By Jamilah King Mar 28, 2014

Here’s the trailer from "The Delano Manongs: Forgotten Heroes of the UFW," an hour-long documentary about the Filipino farmworkers who played an instrumental role in creating the United Farm Workers (UFW) union.

That important history is once again coming to light this week in connection with the release of Diego Luna’s biopic "Cesar Chávez: An American Hero," which chronicles Chávez’s rise as one of the leading Chicano activists of the 20th century. 

In a widely shared blog on the Huffington Post, poet and activist Bino A. Realuyo wrote about what he calls the "Filipino farmworkers erased by the Cesar Chávez movement."

We immigrants mark our historical presence in America by the names of heroes who gave us a voice, an anodyne to invisibility in a country where documented history keeps some and discards others. 

[snip]

I didn’t know about you when I started organizing in the ’90s.

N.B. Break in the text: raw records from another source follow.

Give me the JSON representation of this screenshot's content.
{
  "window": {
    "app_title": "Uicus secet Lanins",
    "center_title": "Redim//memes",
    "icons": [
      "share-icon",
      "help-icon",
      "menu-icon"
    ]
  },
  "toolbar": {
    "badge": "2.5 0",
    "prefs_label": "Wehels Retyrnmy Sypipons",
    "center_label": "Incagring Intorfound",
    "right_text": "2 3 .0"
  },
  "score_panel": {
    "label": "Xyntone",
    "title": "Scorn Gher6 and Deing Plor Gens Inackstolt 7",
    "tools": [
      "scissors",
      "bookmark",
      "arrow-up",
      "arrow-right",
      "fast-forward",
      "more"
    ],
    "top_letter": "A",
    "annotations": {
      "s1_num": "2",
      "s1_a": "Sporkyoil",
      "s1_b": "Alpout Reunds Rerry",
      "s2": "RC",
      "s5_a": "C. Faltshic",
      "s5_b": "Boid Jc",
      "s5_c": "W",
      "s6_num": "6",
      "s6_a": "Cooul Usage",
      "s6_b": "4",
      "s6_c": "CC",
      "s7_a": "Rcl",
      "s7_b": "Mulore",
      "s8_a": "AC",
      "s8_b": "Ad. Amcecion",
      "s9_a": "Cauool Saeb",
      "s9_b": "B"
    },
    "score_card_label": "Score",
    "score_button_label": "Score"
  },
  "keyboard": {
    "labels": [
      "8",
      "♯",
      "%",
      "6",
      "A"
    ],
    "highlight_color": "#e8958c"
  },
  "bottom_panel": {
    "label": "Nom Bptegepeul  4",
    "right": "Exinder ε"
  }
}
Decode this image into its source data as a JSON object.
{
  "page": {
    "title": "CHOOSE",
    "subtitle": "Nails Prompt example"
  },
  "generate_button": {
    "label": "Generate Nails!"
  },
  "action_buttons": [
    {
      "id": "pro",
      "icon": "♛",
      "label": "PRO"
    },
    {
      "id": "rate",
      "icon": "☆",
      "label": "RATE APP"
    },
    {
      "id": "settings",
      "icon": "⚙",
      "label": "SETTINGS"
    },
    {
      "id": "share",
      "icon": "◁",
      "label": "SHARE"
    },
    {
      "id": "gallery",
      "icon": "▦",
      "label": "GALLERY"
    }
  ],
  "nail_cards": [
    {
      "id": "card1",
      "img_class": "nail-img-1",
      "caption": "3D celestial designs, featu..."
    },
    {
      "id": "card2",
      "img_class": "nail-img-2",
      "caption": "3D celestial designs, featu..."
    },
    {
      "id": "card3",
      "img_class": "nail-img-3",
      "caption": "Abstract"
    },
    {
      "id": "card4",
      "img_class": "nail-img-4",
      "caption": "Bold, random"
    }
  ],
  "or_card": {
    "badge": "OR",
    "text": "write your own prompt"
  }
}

I had role models, but no Filipino-Americans. In the community organizing world, no one ever mentioned Filipinos next to the apotheosized Cesar Chavez. No Larry Itliong. No Philip Vera Cruz. None of these Filipino men and their Agricultural Worker Organizing Committee that spearheaded the very strike that catapulted Cesar Chavez into American memory and left you in the shadows.

You can read more over at the Huffington Post.

It’s important to remember that Chávez did try to build alliances with Filipino farmworkers, as he became the international face of the movement, even though some of those actions may seem ill advised in retrospect. In 1977, Chavez met with then-President Ferdinand Marcos, a move that ultimately led to the resignation of longtime Filipino labor leader Phillip Vera Cruz.